Ausnahmezustand beim Rettungsdienst: Berliner Feuerwehr gibt Fälle ab – Bereitschaftsdienst spürt Folgen

Um die Krise des Berliner Rettungsdienstes zu mildern, übernimmt die Leitstelle der Kassenärztlichen Vereinigung Fälle. Das zeigt schnell Auswirkungen.

Die Veränderungen im Rettungsdienst der Berliner Feuerwehr haben bei der Leitstelle der Kassenärztlichen Vereinigung (KV) unmittelbar zu mehr Fällen geführt. Bereits am ersten Tag der Anpassung von Codes bei der Notrufannahme am vergangenen Montag sei die Zahl auf 160 gestiegen, teilte eine KV-Sprecherin auf Anfrage mit.

Zuvor hat die Leitstelle nach ihren Angaben im Schnitt täglich mehr als 100 Menschen übernommen, die den Notruf 112 gewählt haben und bei denen es nach Einschätzung der Feuerwehrleitstelle keine Hinweise auf einen Notfall gab.
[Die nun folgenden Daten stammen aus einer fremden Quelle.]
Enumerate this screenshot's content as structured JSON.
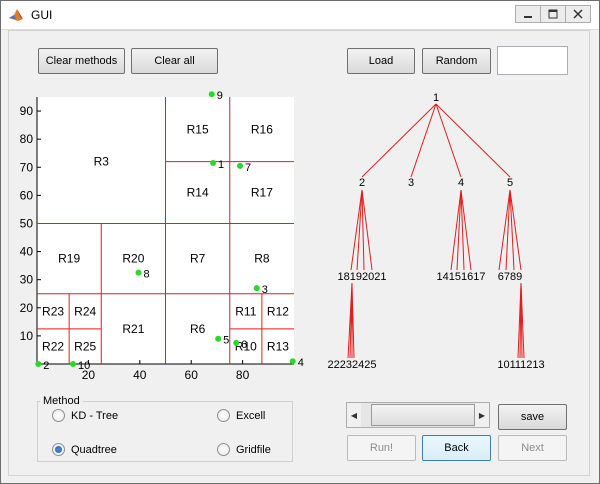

Mit der Abgabe von Fällen an den Ärztlichen Bereitschaftsdienst der KV hofft die Feuerwehr, die Überlastung des Rettungsdienstes in den Griff zu bekommen. Ob die Feuerwehr dadurch bei der Zahl der Einsätze tatsächlich entlastet wurde, blieb aber unklar. So ist am Freitag gleich zwei Mal der Ausnahmezustand beim Rettungsdienst ausgerufen worden.

Und ob die KV tatsächlich auch mehr Patient:innen behandelt hat, die zuvor 112 gewählt hatten, wie viele an ihre Hausärzt:innen verwiesen wurden oder zu wie vielen ein Krankentransport geschickt wurde, ging aus der Darstellung der dpa nicht hervor. Erfahrungsgemäß rufen Hilfesuchende wegen langer Wartezeiten bei der KV dann doch wieder den 112-Notruf.

Die Ressourcen für Hausbesuche des ärztlichen Bereitschaftsdienstes sind jedenfalls begrenzt. Nach einer internen Stärkemeldung der Feuerwehr waren am Freitag von 7 bis 18 Uhr für ganz Berlin vier Autos des Bereitschaftsdienstes besetzt, von 17:30 bis 22 Uhr waren es sieben, in der Nachtschicht ab 19:30 Uhr waren es zwei bis 4 Uhr und ein Wagen bis 6 Uhr. Bereits 2016 war in einem Gutachten zum Berliner Rettungsdienst festgestellt worden, dass es zu wenige Ärzt:innen für den KV-Bereitschaftsdienst gibt.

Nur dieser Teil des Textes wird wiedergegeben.